Líder do MTST, Guilherme Boulos (Foto: Brasil 247)

247 - Líder do MTST, Guilherme Boulos contou à TV 247 que é pré-candidato à prefeitura de São Paulo ao lado da deputada federal e ex-prefeita Luiza Erundina, pelo PSOL. A deputada federal Sâmia Bomfim e o deputado estadual Carlos Giannazi também se colocam como pré-candidatos.

Boulos falou sobre a pauta da moradia em seu projeto para a cidade e da necessidade de se aliar ao povo. Ele também opinou sobre o “Fora Bolsonaro”.

Uma das maiores lideranças do Brasil na luta pela moradia, Guilherme Boulos afirmou que este será o ponto principal de sua candidatura. “O tema da moradia se tornou em São Paulo e nas grandes cidades do Brasil um tema central, por conta do drama da população em situação de rua. Tivemos em São Paulo, nos últimos quatro anos, um aumento de 66% na população em situação de rua, hoje são 25 mil pessoas vivendo nas ruas. E não é só São Paulo, eu andei pelo Brasil e vi como está no Brasil inteiro. Então esse debate, se eu for candidato a prefeito de São Paulo, eu quero que esteja o centro”.

Questionado sobre as alianças que iria buscar para chegar ao governo, caso seu nome seja aprovado dentro do partido, Boulos respondeu que fará alianças com o povo e criticou o PT por ter firmado alianças institucionais e deixar de lado a população no período em que esteve no governo, em sua avaliação. 

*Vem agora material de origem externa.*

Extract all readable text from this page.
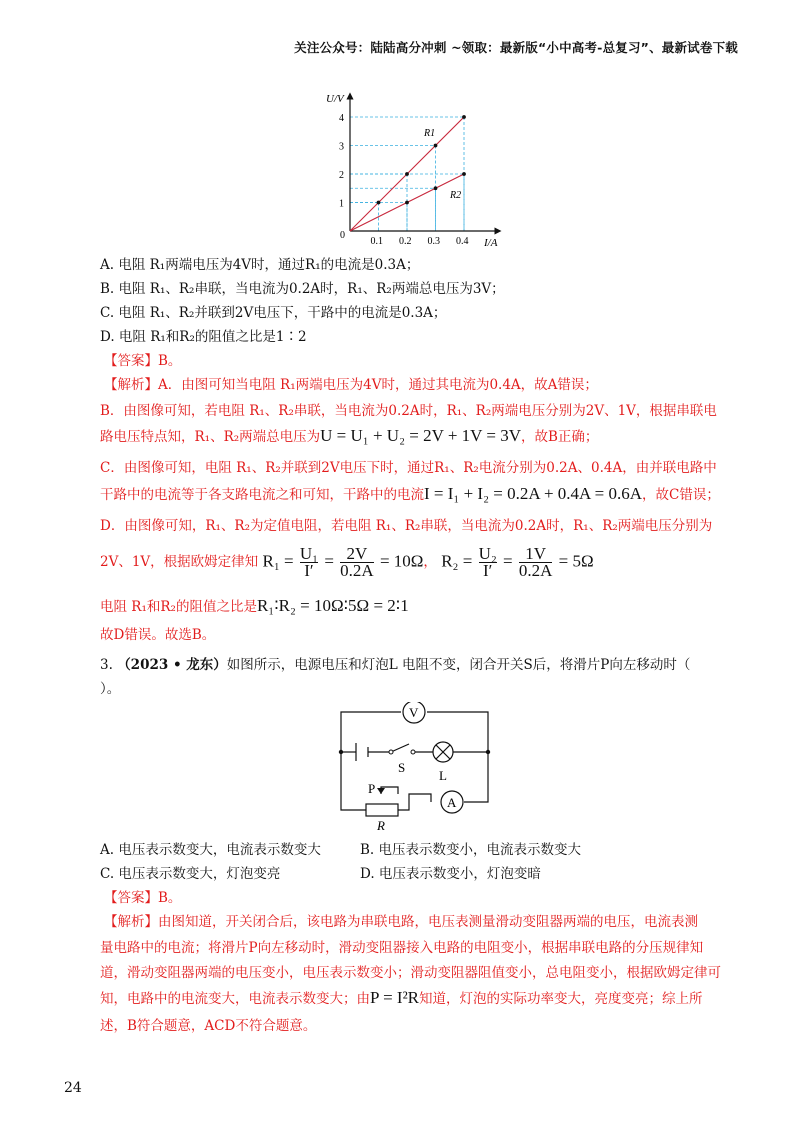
关注公众号：陆陆高分冲刺 ~领取：最新版“小中高考-总复习”、最新试卷下载
0.1 0.2 0.3 0.4
1
2
3
4
U/V
I/A
0
R1
R2
A. 电阻 R₁两端电压为4V时，通过R₁的电流是0.3A；
B. 电阻 R₁、R₂串联，当电流为0.2A时，R₁、R₂两端总电压为3V；
C. 电阻 R₁、R₂并联到2V电压下，干路中的电流是0.3A；
D. 电阻 R₁和R₂的阻值之比是1∶2
【答案】B。
【解析】A．由图可知当电阻 R₁两端电压为4V时，通过其电流为0.4A，故A错误；
B．由图像可知，若电阻 R₁、R₂串联，当电流为0.2A时，R₁、R₂两端电压分别为2V、1V，根据串联电
路电压特点知，R₁、R₂两端总电压为U = U₁ + U₂ = 2V + 1V = 3V，故B正确；
C．由图像可知，电阻 R₁、R₂并联到2V电压下时，通过R₁、R₂电流分别为0.2A、0.4A，由并联电路中
干路中的电流等于各支路电流之和可知，干路中的电流I = I₁ + I₂ = 0.2A + 0.4A = 0.6A，故C错误；
D．由图像可知，R₁、R₂为定值电阻，若电阻 R₁、R₂串联，当电流为0.2A时，R₁、R₂两端电压分别为
2V、1V，根据欧姆定律知 $R_1 = \frac{\text{U₁}}{I'} = \frac{2V}{0.2A} = 10\Omega$， $R_2 = \frac{\text{U₂}}{I'} = \frac{1V}{0.2A} = 5\Omega$
电阻 R₁和R₂的阻值之比是R₁∶R₂ = 10Ω∶5Ω = 2∶1
故D错误。故选B。
3. （2023 • 龙东）如图所示，电源电压和灯泡L 电阻不变，闭合开关S后，将滑片P向左移动时（
）。
V
A
S
L
P
R
A. 电压表示数变大，电流表示数变大	B. 电压表示数变小，电流表示数变大
C. 电压表示数变大，灯泡变亮	D. 电压表示数变小，灯泡变暗
【答案】B。
【解析】由图知道，开关闭合后，该电路为串联电路，电压表测量滑动变阻器两端的电压，电流表测
量电路中的电流；将滑片P向左移动时，滑动变阻器接入电路的电阻变小，根据串联电路的分压规律知
道，滑动变阻器两端的电压变小，电压表示数变小；滑动变阻器阻值变小，总电阻变小，根据欧姆定律可
知，电路中的电流变大，电流表示数变大；由P = I²R知道，灯泡的实际功率变大，亮度变亮；综上所
述，B符合题意，ACD不符合题意。
24
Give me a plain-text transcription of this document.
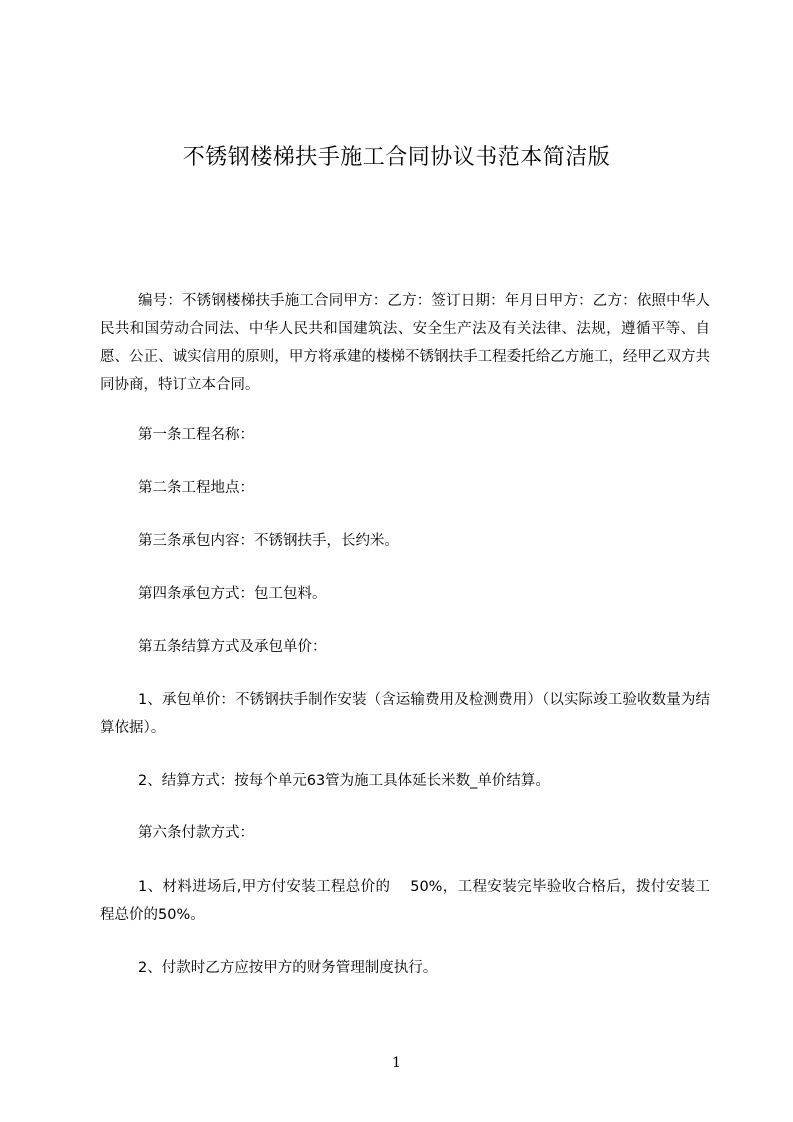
不锈钢楼梯扶手施工合同协议书范本简洁版
编号：不锈钢楼梯扶手施工合同甲方：乙方：签订日期：年月日甲方：乙方：依照中华人民共和国劳动合同法、中华人民共和国建筑法、安全生产法及有关法律、法规，遵循平等、自愿、公正、诚实信用的原则，甲方将承建的楼梯不锈钢扶手工程委托给乙方施工，经甲乙双方共同协商，特订立本合同。
第一条工程名称：
第二条工程地点：
第三条承包内容：不锈钢扶手，长约米。
第四条承包方式：包工包料。
第五条结算方式及承包单价：
1、承包单价：不锈钢扶手制作安装（含运输费用及检测费用）（以实际竣工验收数量为结算依据）。
2、结算方式：按每个单元63管为施工具体延长米数_单价结算。
第六条付款方式：
1、材料进场后,甲方付安装工程总价的　 50%，工程安装完毕验收合格后，拨付安装工程总价的50%。
2、付款时乙方应按甲方的财务管理制度执行。
1
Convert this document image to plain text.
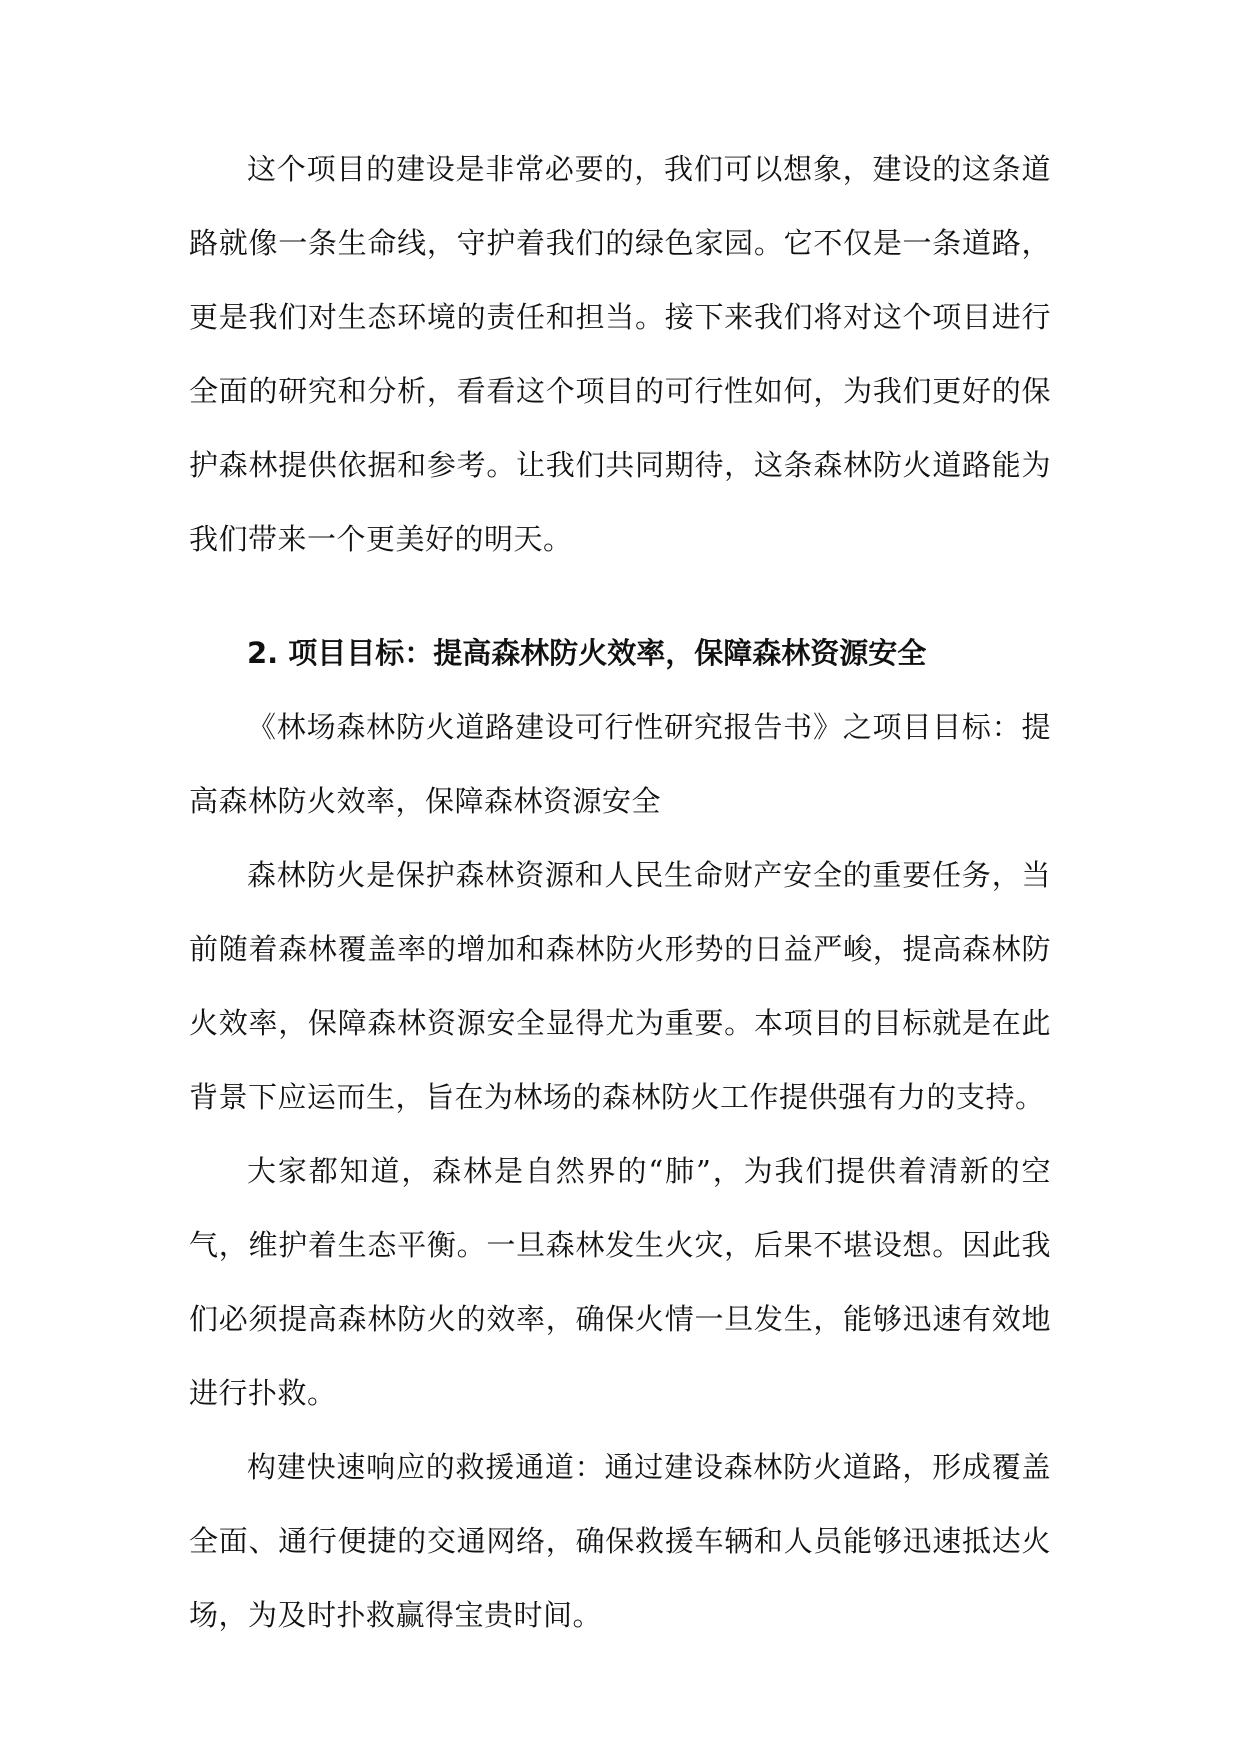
这个项目的建设是非常必要的，我们可以想象，建设的这条道路就像一条生命线，守护着我们的绿色家园。它不仅是一条道路，更是我们对生态环境的责任和担当。接下来我们将对这个项目进行全面的研究和分析，看看这个项目的可行性如何，为我们更好的保护森林提供依据和参考。让我们共同期待，这条森林防火道路能为我们带来一个更美好的明天。

2. 项目目标：提高森林防火效率，保障森林资源安全

《林场森林防火道路建设可行性研究报告书》之项目目标：提高森林防火效率，保障森林资源安全

森林防火是保护森林资源和人民生命财产安全的重要任务，当前随着森林覆盖率的增加和森林防火形势的日益严峻，提高森林防火效率，保障森林资源安全显得尤为重要。本项目的目标就是在此背景下应运而生，旨在为林场的森林防火工作提供强有力的支持。

大家都知道，森林是自然界的“肺”，为我们提供着清新的空气，维护着生态平衡。一旦森林发生火灾，后果不堪设想。因此我们必须提高森林防火的效率，确保火情一旦发生，能够迅速有效地进行扑救。

构建快速响应的救援通道：通过建设森林防火道路，形成覆盖全面、通行便捷的交通网络，确保救援车辆和人员能够迅速抵达火场，为及时扑救赢得宝贵时间。
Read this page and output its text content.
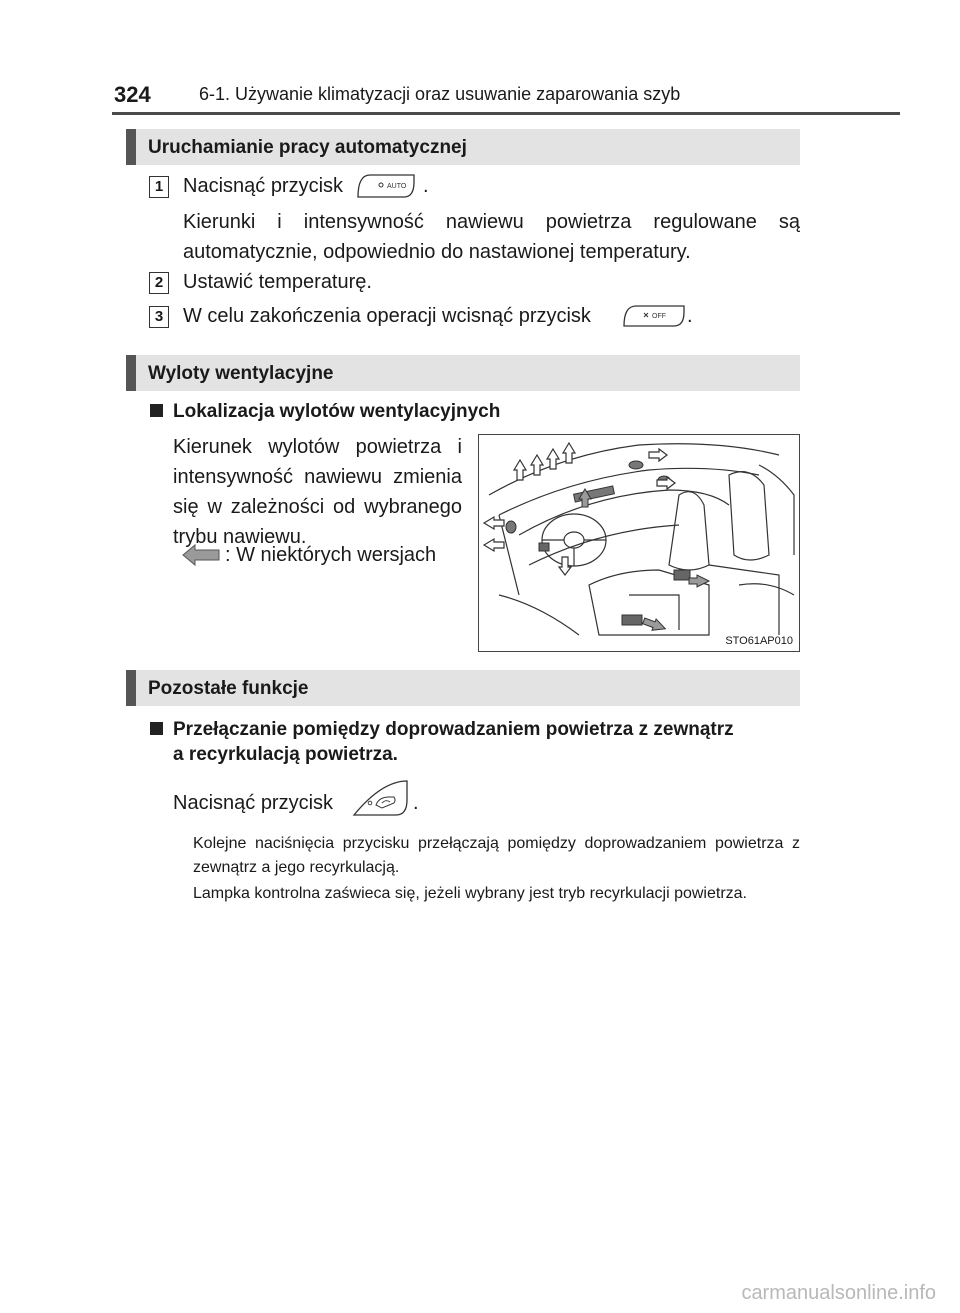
324	6-1. Używanie klimatyzacji oraz usuwanie zaparowania szyb
Uruchamianie pracy automatycznej
1 Nacisnąć przycisk	AUTO .
Kierunki i intensywność nawiewu powietrza regulowane są automatycznie, odpowiednio do nastawionej temperatury.
2 Ustawić temperaturę.
3 W celu zakończenia operacji wcisnąć przycisk	OFF .
Wyloty wentylacyjne
Lokalizacja wylotów wentylacyjnych
Kierunek wylotów powietrza i intensywność nawiewu zmienia się w zależności od wybranego trybu nawiewu.
: W niektórych wersjach
STO61AP010
Pozostałe funkcje
Przełączanie pomiędzy doprowadzaniem powietrza z zewnątrz
a recyrkulacją powietrza.
Nacisnąć przycisk	.
Kolejne naciśnięcia przycisku przełączają pomiędzy doprowadzaniem powietrza z zewnątrz a jego recyrkulacją.
Lampka kontrolna zaświeca się, jeżeli wybrany jest tryb recyrkulacji powietrza.
carmanualsonline.info
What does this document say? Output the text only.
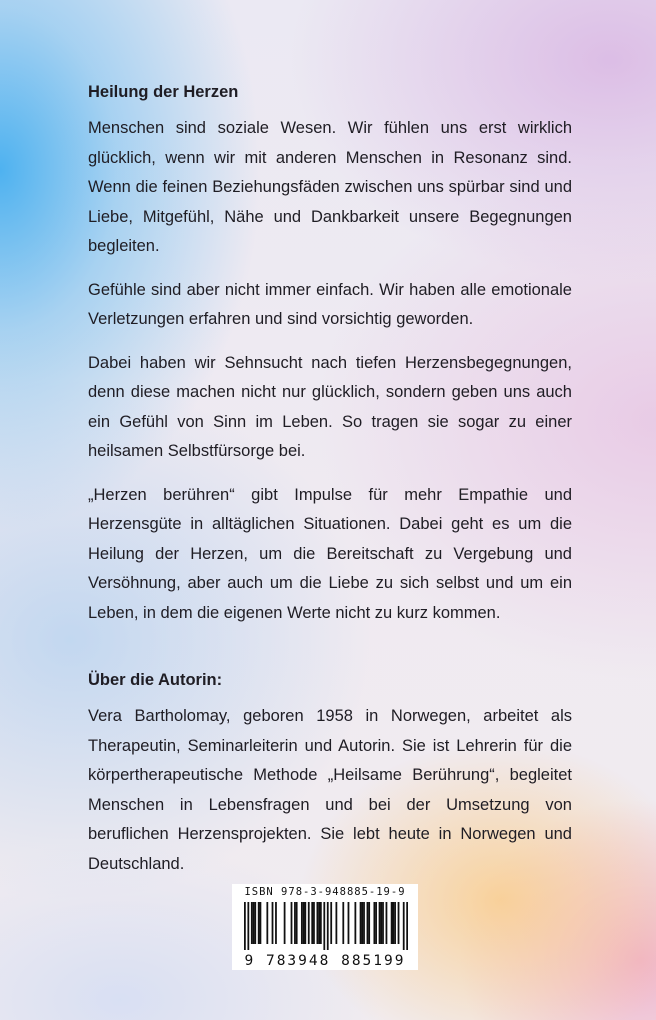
Heilung der Herzen

Menschen sind soziale Wesen. Wir fühlen uns erst wirklich glücklich, wenn wir mit anderen Menschen in Resonanz sind. Wenn die feinen Beziehungsfäden zwischen uns spürbar sind und Liebe, Mitgefühl, Nähe und Dankbarkeit unsere Begegnungen begleiten.

Gefühle sind aber nicht immer einfach. Wir haben alle emotionale Verletzungen erfahren und sind vorsichtig geworden.

Dabei haben wir Sehnsucht nach tiefen Herzensbegegnungen, denn diese machen nicht nur glücklich, sondern geben uns auch ein Gefühl von Sinn im Leben. So tragen sie sogar zu einer heilsamen Selbstfürsorge bei.

„Herzen berühren“ gibt Impulse für mehr Empathie und Herzensgüte in alltäglichen Situationen. Dabei geht es um die Heilung der Herzen, um die Bereitschaft zu Vergebung und Versöhnung, aber auch um die Liebe zu sich selbst und um ein Leben, in dem die eigenen Werte nicht zu kurz kommen.

Über die Autorin:

Vera Bartholomay, geboren 1958 in Norwegen, arbeitet als Therapeutin, Seminarleiterin und Autorin. Sie ist Lehrerin für die körpertherapeutische Methode „Heilsame Berührung“, begleitet Menschen in Lebensfragen und bei der Umsetzung von beruflichen Herzensprojekten. Sie lebt heute in Norwegen und Deutschland.

ISBN 978-3-948885-19-9
9 783948 885199
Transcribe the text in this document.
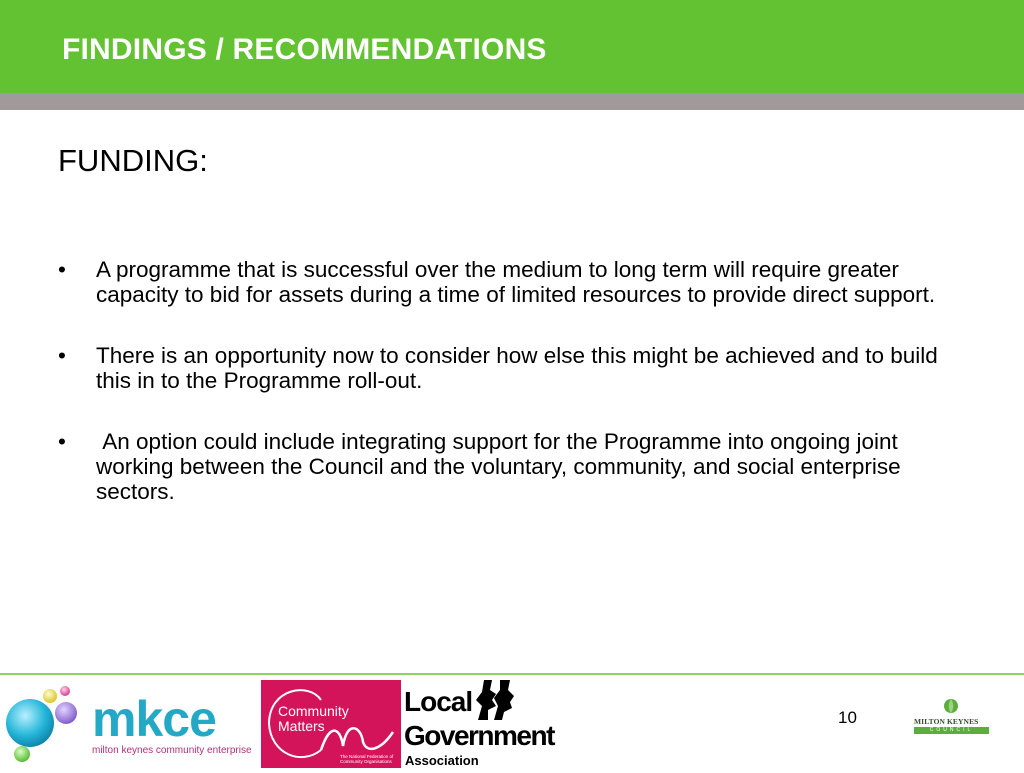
FINDINGS / RECOMMENDATIONS
FUNDING:
• A programme that is successful over the medium to long term will require greater capacity to bid for assets during a time of limited resources to provide direct support.
• There is an opportunity now to consider how else this might be achieved and to build this in to the Programme roll-out.
• An option could include integrating support for the Programme into ongoing joint working between the Council and the voluntary, community, and social enterprise sectors.
mkce
milton keynes community enterprise
Community Matters
The National Federation of Community Organisations
Local
Government
Association
10	MILTON KEYNES
COUNCIL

“A questão é como você consegue chegar em mais gente na cidade, como você consegue falar a língua do povo, dialogar com as pessoas e ampliar seu leque de apoio. Sabe qual foi um dos grandes problemas da esquerda que governou o Brasil? Foi ter achado que era mais importante fazer aliança institucional com o PMDB, com o centrão, do que fazer aliança com o povo. Descuidou do trabalho de base, deixou de pisar nas periferias, achou que gabinete resolvia tudo, que ‘acordão’ resolvia tudo, que jantar no Palácio da Alvorada resolvia tudo e esses caras foram os primeiros a meterem as facadas nas costas, com o Temer. A aliança que a esquerda brasileira precisa se preocupar hoje em fazer, não só nas eleições, é recuperar a aliança com o povo das periferias”.

Sobre um possível pedido de impeachment de Jair Bolsonaro, Guilherme Boulos concordou com a necessidade da saída de Bolsonaro do poder, mas ponderou a capacidade de articulação da esquerda para conseguir levar o processo adiante. “Se há alguém de esquerda no Brasil que não acredita que o Bolsonaro tem que sair, não entendeu a natureza desse governo. O Bolsonaro é desastroso para a democracia, quer implementar esse projeto autoritário, o Bolsonaro é o pior tipo de casamento entre extrema-direita autoritária e neoliberalismo visceral, mais duro. A questão é: hoje nós temos força para derrotar o governo Bolsonaro? Acho que é esse o debate que precisa ser feito. Temos essa força para, por exemplo, propor o impeachment e aprovar no Congresso Nacional? Pega o impeachment do Trump nos Estados Unidos. Quem saiu fortalecido depois da negação do impeachment?”.